Focus on synthetic biology in prize lecture at University of Leicester

The winner of the Institute of Physics Tom Duke Prize, Andrew Turberfield, a Professor of Physics at the Clarendon Laboratory, University of Oxford, is to deliver his prize lecture at the University of Leicester.

Hosted by the Leicester Physics Centre, it takes place on Tuesday 22 November at 6.30pm in Lecture Theatre A of the Physics and Astronomy Building, University of Leicester.

Professor Turberfield's lecture is entitled 'Building with biomolecules: synthetic biology from the bottom up'.

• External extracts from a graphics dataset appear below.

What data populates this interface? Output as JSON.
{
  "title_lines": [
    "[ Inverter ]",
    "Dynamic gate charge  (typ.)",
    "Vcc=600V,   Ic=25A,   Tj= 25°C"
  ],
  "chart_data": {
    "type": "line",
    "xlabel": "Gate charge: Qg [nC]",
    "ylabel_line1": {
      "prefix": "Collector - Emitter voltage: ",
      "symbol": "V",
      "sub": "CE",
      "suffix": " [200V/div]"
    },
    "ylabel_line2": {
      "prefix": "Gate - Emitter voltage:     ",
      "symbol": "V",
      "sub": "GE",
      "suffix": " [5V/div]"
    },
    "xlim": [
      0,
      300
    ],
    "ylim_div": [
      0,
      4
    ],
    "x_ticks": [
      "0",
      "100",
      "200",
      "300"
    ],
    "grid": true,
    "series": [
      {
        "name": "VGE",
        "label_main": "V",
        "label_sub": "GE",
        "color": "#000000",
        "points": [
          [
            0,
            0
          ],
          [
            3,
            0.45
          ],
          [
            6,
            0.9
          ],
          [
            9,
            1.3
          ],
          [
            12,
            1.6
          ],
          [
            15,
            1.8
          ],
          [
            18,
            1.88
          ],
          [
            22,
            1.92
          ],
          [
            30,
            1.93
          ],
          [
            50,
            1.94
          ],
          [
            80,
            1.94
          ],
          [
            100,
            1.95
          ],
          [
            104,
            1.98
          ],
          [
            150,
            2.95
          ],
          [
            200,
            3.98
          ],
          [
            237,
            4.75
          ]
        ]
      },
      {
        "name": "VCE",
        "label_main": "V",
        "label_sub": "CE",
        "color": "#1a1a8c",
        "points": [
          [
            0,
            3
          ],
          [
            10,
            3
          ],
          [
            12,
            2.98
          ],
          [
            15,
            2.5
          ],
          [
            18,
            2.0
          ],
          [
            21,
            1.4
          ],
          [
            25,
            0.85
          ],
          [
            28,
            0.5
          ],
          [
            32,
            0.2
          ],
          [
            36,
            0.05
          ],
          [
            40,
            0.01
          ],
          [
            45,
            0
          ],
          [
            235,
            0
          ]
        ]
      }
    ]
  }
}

Nanofabrication by biomolecular self-assembly can be used to create atomically precise, nanometre-scale structures. Control offered by DNA-self-assembly is spectacular: thousands of oligonucleotides can be designed to form rigid, three-dimensional complexes. Each has a unique sequence which defines its position in these structures, and chemically modified oligonucleotides can be used to position other molecular components. Synthetic nucleic acids can also form programmable dynamic systems which compute and exhibit complex temporal behaviours. RNA can be programmed to assemble within cells, and devices formed from nucleic acids can couple to and interact with living systems. Peptides and proteins can also be used for molecular-scale construction: they offer chemical diversity and naturally evolved functions at the expense of a less predictable set of assembly rules. This rapidly evolving research field will be discussed and its potential to provide new tools and technologies from biophysics to manufacture to medicine.

Dr Darren Wright, from the University of Leicester said: "Prof Turberfield recently won the Tom Duke Prize at the Institute of Physics and we are very fortunate that he will be speaking in Leicester. Such work is important for society and it is great to see such interdisciplinary science occurring within physics."

The Leicester Physics Centre is sponsored by the East Midlands Branch of the Institute of Physics and hosted by the Department of Physics and Astronomy at the University of Leicester.